One European government, though, has apparently bucked the trend of populist indifference to global warming. Italy’s Five Star Movement (M5S) emerged as the largest party in recent elections and bagged the environmental portfolio in a new coalition government.

As well as arguing for ambitious clean energy targets in the recent Brussels haggle, M5S has launched a review into the vast southern gas pipeline that would take gas from Azerbaijan to Western Europe and so reduce Europe’s reliance on Russian gas. Italy’s new environment minister has described the 1,850-kilometer project as “pointless.”

But much as the review will be welcomed by environmental campaigners, it is also music to the ears of those in the Kremlin, which fears its stranglehold on Europe’s gas market being undermined.

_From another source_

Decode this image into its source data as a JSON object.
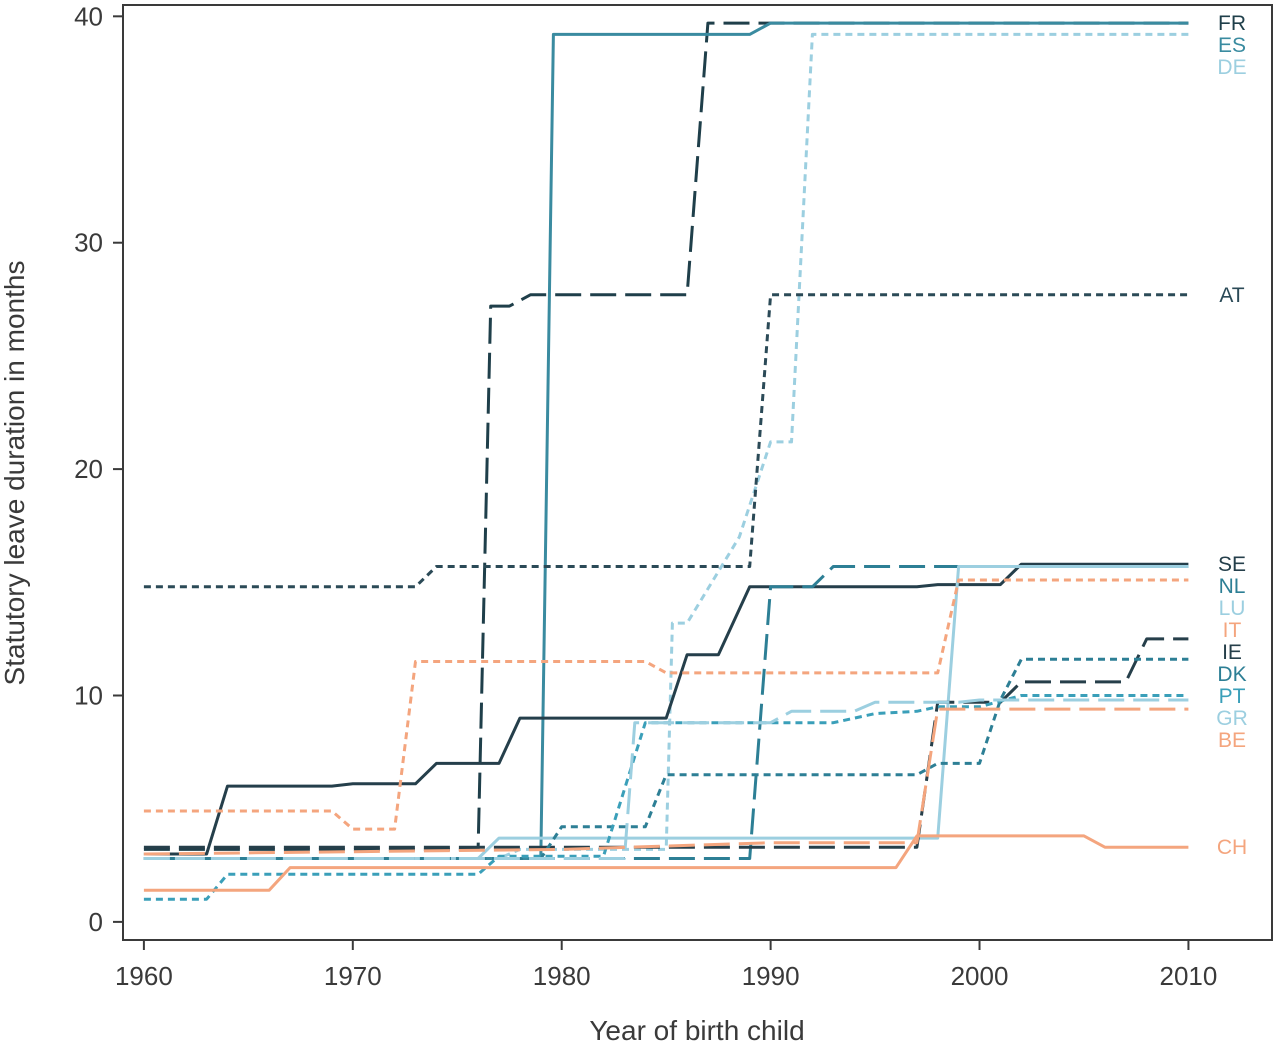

Both M5S and its coalition partner, the far-right League, are close to Russia – with whom the League has signed a cooperation pact – and the new administration is pushing for an end to EU sanctions against Russia.

Russian nuclear interests may also be seeing a revival of fortune in the Czech Republic. The billionaire populist Andrej Babiš, who won recent elections on an anti-migrant platform, is in the process of forming a government with the country’s pro-Moscow Communist Party.

Andrej Babiš waiting to be appointed as Czech prime minister on June 6, 2018.
David W Cerny / Reuters
Andrej Babiš waiting to be appointed as Czech prime minister on June 6, 2018.

The country already has two Soviet-era nuclear reactors and “there is a vision that we might build another block of reactors – or new reactors that will be added to Temelín [nuclear power station],” a Czech government minister told HuffPost, adding: “There are rumors that they may be Russian.”

The minister said that energy efficiency was currently low on the priority list for Babiš. “It is not on the agenda but it can come,” the government minister said. “Somebody must find the bravery to try to explain [the benefits] to him because he is not easy to speak to.”

Depleted gas fields may soon speak louder than words. Europe is already the world’s largest importer of fossil fuels, and likely to become ever more so without structural changes.

North Sea gas production is in long-term decline, and gas production in the Netherlands – the EU’s largest domestic supplier – is to be capped and phased out by 2030.

With Norwegian gas production also expected to fall and Algeria facing similar problems, Europe could be dependent on imports for more than 80 percent of its supply by 2025.

In this context, Russia’s defense of its gas export market, which reached record levels in Europe last year, could have “a huge impact” on EU plans for decarbonization, according to Antoine Simon, a policy campaigner at Friends of the Earth Europe.

“There is no room left in our carbon budget for building new gas pipelines,” he told HuffPost. “They will last for 40 or 50 years ― way past 2050 by when we are supposed to have decarbonized. That is why gas cannot be a bridging fuel. In 1970, we could maybe have talked about that kind of role for it but gas is way too carbon intensive, the fossil fuel era is over, and time is running out.”